Menelusuri Jejak Sejarah Pacitan, Dengan Berziarah Ke Makam Kanjeng Jimat

Makam Kanjeng Jimat yang berada di bukit Giri Sampoerno, Dusun Kebonredi, Desa Tanjungsari, Pacitan

GARDAJATIM.COM: Terletak di bukit Giri Sampoerno, di Dusun Kebonredi, Desa Tanjungsari, Pacitan, makam Kanjeng Jimat masih sering menjadi tujuan peziarah, baik dari Pacitan maupun luar kota Pacitan.

Untuk mencapai makam yang berdiri di atas bukit dan memiliki bangunan makam berukuran 5x5 meter itu, peziarah memerlukan perjuangan yang ekstra.

Pasalnya, untuk sampai di atas bukit tersebut, dari tempat parkir peziarah masih harus melewati 180 anak tangga yang terbuat dari paving.
Anak tangga yang harus dilewati untuk bisa sampai di makam Kanjeng Jimat. (Foto : Eko Purnomo)

Karena itulah, selain sebagai tempat untuk berziarah dan berdo'a, makam tersebut juga bisa digunakan sebagai sarana olahraga.

Perlu diketahui, Kanjeng Jimat merupakan salah satu tokoh penting dalam sejarah kepemimpinan Pacitan. Ia juga sangat berperan penting dalam penyebaran Islam di Pacitan.

Kanjeng Jimat juga dikenal sebagai bupati ketiga di daerah yang juga dikenal dengan sebutan Wengker Kidul itu.
 
Menurut Juru kunci makam Kanjeng Jimat, Agus Jatmiko, keberadaan makam tersebut tidak bisa dilepaskan dari sejarah berdirinya Pacitan.

"Menurut sejarahnya, Beliau juga pernah menjadi pengikut Pangeran Diponegoro, dan ikut dalam perang Jawa yang terjadi pada 1825-1830 M" terang Agus kepada gardajatim.com
Agus Jatmiko, Juru Kunci makam Kanjeng Jimat 

Menurut orang yang sejak tahun 2010 menjadi guru kunci itu, nama asli dari Kanjeng Jimat adalah eyang Joyoniman.

Kemudian saat menyebarkan agama Islam, eyang Joyoniman mendapatkan sebutan Kyai Poncogomo.

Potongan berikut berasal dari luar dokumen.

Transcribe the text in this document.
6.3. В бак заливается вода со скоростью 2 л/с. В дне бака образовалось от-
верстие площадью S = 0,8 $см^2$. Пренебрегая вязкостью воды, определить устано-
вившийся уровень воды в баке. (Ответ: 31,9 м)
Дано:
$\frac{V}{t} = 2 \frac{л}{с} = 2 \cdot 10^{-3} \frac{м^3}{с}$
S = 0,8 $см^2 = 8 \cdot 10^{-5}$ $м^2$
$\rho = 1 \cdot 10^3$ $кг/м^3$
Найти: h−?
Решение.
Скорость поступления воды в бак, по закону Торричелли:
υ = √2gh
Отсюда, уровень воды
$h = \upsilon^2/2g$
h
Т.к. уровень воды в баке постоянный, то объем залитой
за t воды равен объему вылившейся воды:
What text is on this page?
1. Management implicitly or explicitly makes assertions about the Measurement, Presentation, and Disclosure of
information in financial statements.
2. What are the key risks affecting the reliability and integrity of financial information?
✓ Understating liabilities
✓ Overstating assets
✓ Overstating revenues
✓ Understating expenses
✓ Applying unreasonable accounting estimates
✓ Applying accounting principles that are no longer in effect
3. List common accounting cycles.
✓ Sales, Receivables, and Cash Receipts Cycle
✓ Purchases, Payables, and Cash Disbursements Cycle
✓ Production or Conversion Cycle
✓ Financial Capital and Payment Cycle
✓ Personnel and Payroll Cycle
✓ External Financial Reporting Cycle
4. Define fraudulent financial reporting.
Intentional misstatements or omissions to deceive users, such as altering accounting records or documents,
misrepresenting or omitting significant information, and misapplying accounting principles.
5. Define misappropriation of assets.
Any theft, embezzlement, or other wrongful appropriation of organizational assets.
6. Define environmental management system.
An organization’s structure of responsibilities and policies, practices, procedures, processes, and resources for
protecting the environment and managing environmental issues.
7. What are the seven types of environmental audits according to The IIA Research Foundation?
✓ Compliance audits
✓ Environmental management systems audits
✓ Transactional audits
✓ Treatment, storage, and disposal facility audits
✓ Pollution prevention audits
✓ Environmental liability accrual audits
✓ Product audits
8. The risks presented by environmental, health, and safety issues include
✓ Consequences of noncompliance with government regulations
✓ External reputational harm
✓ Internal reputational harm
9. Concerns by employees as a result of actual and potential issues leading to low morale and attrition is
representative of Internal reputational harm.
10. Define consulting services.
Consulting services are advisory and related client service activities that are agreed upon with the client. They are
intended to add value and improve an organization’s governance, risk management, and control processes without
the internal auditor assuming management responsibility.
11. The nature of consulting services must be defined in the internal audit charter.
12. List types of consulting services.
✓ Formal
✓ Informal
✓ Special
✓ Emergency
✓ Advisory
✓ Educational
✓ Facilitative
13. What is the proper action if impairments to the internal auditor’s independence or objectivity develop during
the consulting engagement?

"Awal mendapatkan sebutan Kanjeng Jimat, adalah saat beliau menjadi penjaga benda-benda pusaka di Keraton Surakarta, kemudian saat menjadi Bupati, beliau bergelar Jogokaryo 1," tambahnya lagi.

Penobatanya sebagai Tumenggung atau yang saat ini disebut Bupati itu, karena beliau menjadi menantu dari Raden Tumenggung Setroketipo.

Menurut sejarah yang diketahuinya, Setroketipo mempunyai 3 orang anak. Yaitu, Raden Mas Lancur, Nyai Roro Bardiem dan Nyai Roro Bonikas.

Usai Setroketipo wafat, Jabatan Tumenggung di berikan kepada putranya, yaitu Raden Mas Lancur.

"Akan tetapi, menurut cerita, Raden Mas Lancur itu sering sakit-sakitan, sehingga tidak bisa melanjutkan pemerintahan. Karena beliau tidak memiliki keturunan, dan Setroketipo tidak mempunyai putra Laki-laki lain, akhirnya Kanjeng Jimat di jadikan menantu dan menjadi Bupati yang ketiga,"jelas Agus.

Saat dikonfirmasi terkait dengan motif dan niat para peziarah di makam Kanjeng Jimat, Agus enggan memberi komentar banyak. Pihaknya mengembalikan kepada pribadi masing-masing.

"Jadi begini mas, niat itu kan yang punya masing-masing orang, kita kan tidak tahu. Yang jelas tugas kami disini adalah membuka, menutup pintu makam. Apabila diminta membantu untuk memimpin do'a, ya saya bantu semampu saya," pungkas Agus.

Memang perlu pendalaman lebih, untuk mengetahui dan menjelaskan tentang sejarah babat Pacitan, karena ada beberapa versi yang saling berkaitan.

Mulai dari bagaimana Pacitan memiliki keterkaitan dengan Kerajaan Pajajaran, dengan Kerajaan Majapahit dan proses menjadi bagian dari Kasunanan Surakarta dan Kesultanan Yogyakarta.